Excerpts of a short story by Baltimore writer Stephen Dixon from the 2016 Passager Open Issue.
5 minutes


TRANSCRIPT

According to the late Baltimore Sun reporter Ernie Imhoff, “The most prolific author in Baltimore divides his 40 years of writing into three periods: The Olivetti Period. The Royal Period. The Hermes Period.” Those three periods, of course, referred to the brands of manual typewriters this author used. The most prolific writer in Baltimore to whom Imhoff referred was Stephen Dixon.

The Washington Post said that Dixon published well over 500 short stories in the Paris Review, Playboy, Esquire, and legions of small magazines across the country. His first book didn’t come out until he was 40, but he made up for lost time, publishing 35 more novels and story collections. One of the small magazines Stephen Dixon published in was Passager

Here’s an excerpt from his story “An Interpretation of Dreams.”

This is a dream. We made an agreement, my wife and I. We agreed to meet up in a dream of mine every night after she died. We agreed to this a few days before she died. More than a few. Twelve, maybe thirteen. We made the agreement the night before she went into the coma she never came out of. I didn’t dream of her during those twelve to thirteen days. To get the exact number of days she was in a coma, I’d have to look in the notebook I have. It has all the dates of her final sickness: when the ambulance took her to the hospital; when the doctors there told me she’d have to be transferred to a hospice because there was no hope for her in the hospital; when she refused to eat and drink and take any medicine and oxygen and said she wanted to die at home; when the ambulance took her home; when we agreed to meet up in my dreams every night after she died; when she went into the coma and died. 

So this is the dream I had tonight. 

I’ve dreamed of her just about every night since she died. If I missed a night, then I dreamed of her in a nap the previous or following afternoon. So I’ve had at least one dream a day of her for the last four years. Four years and a month today, in fact. Sometimes I dreamed of her more than once a night. And a couple of times I dreamed of her in my afternoon nap, which I take almost every day for about half an hour, and twice that night. And one time I had three dreams of her in a row at night before I woke up. I‘ve never had more than one dream of her in my afternoon nap.
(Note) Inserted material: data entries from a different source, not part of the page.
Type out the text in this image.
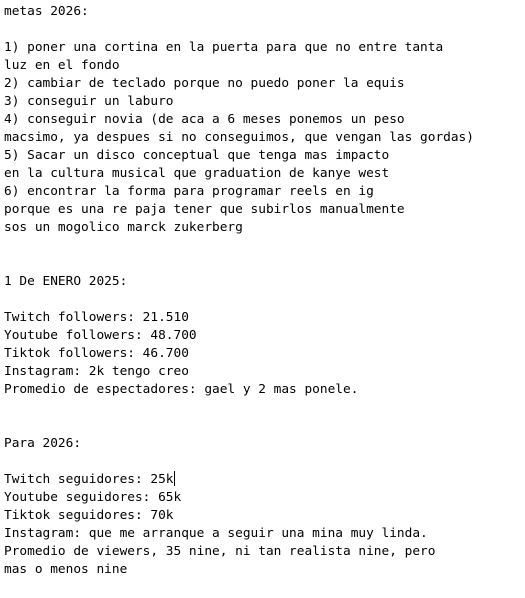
metas 2026:
1) poner una cortina en la puerta para que no entre tanta
luz en el fondo
2) cambiar de teclado porque no puedo poner la equis
3) conseguir un laburo
4) conseguir novia (de aca a 6 meses ponemos un peso
macsimo, ya despues si no conseguimos, que vengan las gordas)
5) Sacar un disco conceptual que tenga mas impacto
en la cultura musical que graduation de kanye west
6) encontrar la forma para programar reels en ig
porque es una re paja tener que subirlos manualmente
sos un mogolico marck zukerberg
1 De ENERO 2025:
Twitch followers: 21.510
Youtube followers: 48.700
Tiktok followers: 46.700
Instagram: 2k tengo creo
Promedio de espectadores: gael y 2 mas ponele.
Para 2026:
Twitch seguidores: 25k
Youtube seguidores: 65k
Tiktok seguidores: 70k
Instagram: que me arranque a seguir una mina muy linda.
Promedio de viewers, 35 nine, ni tan realista nine, pero
mas o menos nine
Usually, though—almost always—if I had more than one dream of her at night, I’d wake up after the first dream, pee, write the dream down in my dreambook which I keep on the night table by my bed, maybe drink a little water from the bottle by my bed, and go back to sleep and have another dream of her and do the same thing after I wake up from it: pee, write down the dream, maybe drink some water. 

But tonight’s dream. 

It’s possible that after I write this dream down in my dreambook, I’ll go back to sleep and have another dream of her. It’s only three o’clock. That’s something I also always do after I wake up from a dream and turn on the light: look at my watch, which is on the same night table the dreambook and bottle of water are on. But for some reason I don’t think I’ll ever dream of her again. I think that’s what that last dream meant. I hate to say it, but I think that’s what has happened. 

. . .

“An Interpretation of Dreams.” By Stephen Dixon, from Passager’s Issue #60.